Member of the New Jersey Senate from the 11th district
- In office 1966–1968
- Preceded by: C. Robert Sarcone

Personal details
- Born: Hutschins Franklin Inge April 16, 1900 Charlottesville, Virginia, U.S.
- Died: March 28, 2002 (aged 101) New Bedford, Massachusetts, U.S.
- Party: Democratic
- Spouse: Dorothy E. Helme ​ ​(m. 1970; died 1996)​
- Education: University of Minnesota Howard University
- Occupation: Physician and politician

= Hutchins F. Inge =

American physician and politician

Hutchins Franklin Inge (April 16, 1900 - March 28, 2002) was an American physician and Democratic Party politician. He was the first African American to serve in the New Jersey Senate.

==Early life and career==

Inge was born in Charlottesville, Virginia, in 1900 to George and Kate Ferguson Inge. In May 1921 at the University of Minnesota, Inge became a charter member of Xi chapter of Omega Psi Phi fraternity. He graduated from the University of Minnesota College of Pharmacy and Howard University College of Medicine.

Inge began his medical practice in Newark, New Jersey, in 1936. He served on the staff of United Presbyterian Hospital in Newark and was also staff physician for the Newark Board of Health's Division of Child Hygiene. He was director of the Essex Urban League and a founder of the Council of Doers, professional men dedicated to community service. He was also a life member of the NAACP and a member of the American Medical Association.

==Political career==

In 1965, at the age of 65, Inge was nominated by the Essex County Democratic organization as a candidate for the State Senate. He was one of four Senate candidates on the county slate, after a temporary reapportionment plan awarded Essex (as well as Bergen County) the right to elect four instead of one senators. All four Democratic candidates were elected to office, in a year when Governor Richard J. Hughes was reelected in a landslide and Democrats took control of both houses of the legislature.
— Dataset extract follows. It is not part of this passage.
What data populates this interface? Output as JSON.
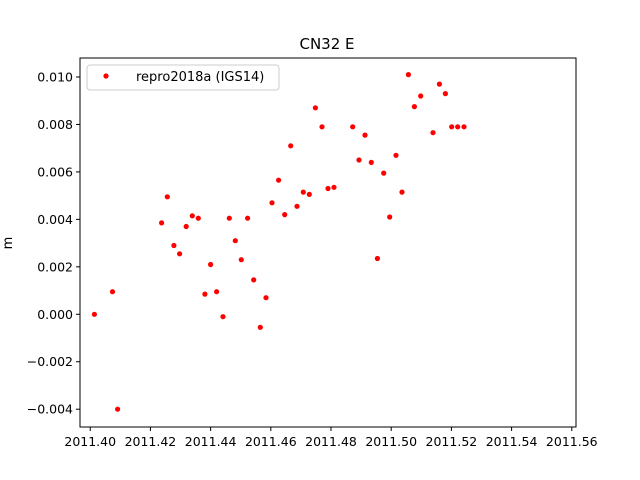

===1965 Essex County State Senator General Election Results===

| Winner | Party | Votes | Loser | Party | Votes |
|---|---|---|---|---|---|
| Nicholas Fernicola | Democrat | 145,589 | C. Robert Sarcone | Republican | 128,815 |
| Maclyn Goldman | Democrat | 143,794 | Irwin Kimmelman | Republican | 116,205 |
| John J. Giblin | Democrat | 143,040 | James E. Churchman, Jr. | Republican | 112,995 |
| Hutchins F. Inge | Democrat | 135,959 | William F. Tompkins | Republican | 112,128 |
|  |  |  | George C. Richardson | Independent | 10,409 |
|  |  |  | Kendrick O. Stephenson | Independent | 5,970 |
|  |  |  | David Blumgart | Independent | 5,305 |
|  |  |  | Frederick Waring | Independent | 44,76 |

During Inge's tenure in the Senate from 1966 to 1968, he served as the chairman of the Senate Federal and Interstate Relations Committee. He was a supporter of measures to aid education, transportation, and housing.

==Later life==

In 1970 Inge married Dorothy E. Helme and moved to Osterville, Massachusetts, on Cape Cod. He continued his medical practice at his residence there until his retirement in 1995. His wife died on December 25, 1996, at the age of 82. Inge died on March 28, 2002, at the age of 101 at St. Luke's Hospital in New Bedford, Massachusetts, where he lived after his wife's death.

In 2007, Governor Jon Corzine signed a bill commemorating the achievements of Inge, along with Walter G. Alexander, the first African American to serve in the New Jersey General Assembly.